After a two-day trial, the third wife of alleged match-fixing kingpin Dan Tan Seet Eng was yesterday found guilty of lying to an anti-graft investigator about two of his laptops, which she was trying to hide from the Corrupt Practices Investigation Bureau (CPIB).

Guan Enmei, 41, had said during an interview at the bureau's office on June 6, 2013, that she had left her home with only a handbag and had not brought along a paper bag containing the laptops. But this was a lie.

District Judge Lee Poh Choo, in her brief grounds of decision, said Guan knew the laptops contained incriminating evidence and wanted to hide them from the CPIB.

The judge said Guan was not a credible witness and had lied while testifying in court.

"(Guan) projected herself as a meek housewife who was ignorant of her husband's activities and business. She claimed she did not know and she did not ask him anything.

"I did not believe her. She struck me as a savvy, know-ledgeable and capable lady. Hence, I did not believe that she would docilely do whatever Dan Tan asked her to do without questioning what and why," said the judge.

The court heard that on June 6 that year, Tan was asked to report to CPIB's office. Before he left home, he told Guan to take two laptops, place them in a bag and hand it back to him after he was released.

That afternoon, Guan was herself told to report to the bureau. She placed a white Dior paper bag in the back seat before getting into the front passenger seat of a car.

On arriving at CPIB's carpark, Guan asked her driver to hold on to the bag. He then waited with it at a nearby coffee shop, where it was later seized by graft investigators.

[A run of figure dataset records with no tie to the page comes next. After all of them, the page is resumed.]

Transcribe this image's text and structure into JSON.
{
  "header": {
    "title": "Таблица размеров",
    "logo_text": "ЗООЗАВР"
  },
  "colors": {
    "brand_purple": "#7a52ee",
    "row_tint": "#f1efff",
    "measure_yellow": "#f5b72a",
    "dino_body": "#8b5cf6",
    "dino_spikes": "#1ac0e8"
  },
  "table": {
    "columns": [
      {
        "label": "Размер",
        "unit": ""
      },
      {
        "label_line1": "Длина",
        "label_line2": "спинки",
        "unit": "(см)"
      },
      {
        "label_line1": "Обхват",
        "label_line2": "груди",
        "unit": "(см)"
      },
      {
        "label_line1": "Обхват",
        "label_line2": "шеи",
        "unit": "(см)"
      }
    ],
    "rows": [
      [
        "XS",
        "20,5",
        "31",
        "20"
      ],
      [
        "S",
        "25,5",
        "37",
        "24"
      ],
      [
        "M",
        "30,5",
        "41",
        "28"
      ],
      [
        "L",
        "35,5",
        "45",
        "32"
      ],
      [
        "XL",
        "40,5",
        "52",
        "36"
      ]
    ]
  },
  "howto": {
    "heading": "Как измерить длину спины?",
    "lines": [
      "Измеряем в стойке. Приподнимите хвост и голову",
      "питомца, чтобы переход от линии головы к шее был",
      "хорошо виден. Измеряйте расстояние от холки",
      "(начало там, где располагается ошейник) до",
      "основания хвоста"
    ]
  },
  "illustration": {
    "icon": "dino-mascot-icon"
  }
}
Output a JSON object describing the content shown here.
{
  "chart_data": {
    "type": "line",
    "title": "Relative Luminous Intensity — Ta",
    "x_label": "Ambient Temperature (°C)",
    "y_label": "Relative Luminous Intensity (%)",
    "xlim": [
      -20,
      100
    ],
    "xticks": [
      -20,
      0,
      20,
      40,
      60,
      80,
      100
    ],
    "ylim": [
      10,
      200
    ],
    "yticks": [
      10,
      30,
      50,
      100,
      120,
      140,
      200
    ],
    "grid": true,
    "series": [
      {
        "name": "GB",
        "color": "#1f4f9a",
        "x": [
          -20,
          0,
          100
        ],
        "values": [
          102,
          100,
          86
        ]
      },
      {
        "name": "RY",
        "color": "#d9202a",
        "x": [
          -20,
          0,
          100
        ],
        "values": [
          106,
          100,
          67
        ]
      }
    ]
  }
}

When questioned by a CPIB officer, Guan insisted she did not know anything about the bag and laptops.

Deputy Public Prosecutor Jasmin Kaur asked for four to six months' jail as Guan's action was "akin to an attempt to obstruct the course of justice".

Defence lawyer Foo Cheow Ming said the false information Guan gave was relatively minor and had minimal impact, if any, on CPIB's investigations into Tan's alleged match-fixing activities. He asked for a conditional discharge or a fine.

Guan is expected to be sentenced next Monday. She is out on $10,000 bail.

The maximum penalty for giving false or misleading information to a CPIB investigator is a $10,000 fine and one year's jail.

Guan was Tan's third wife. She divorced him in July last year.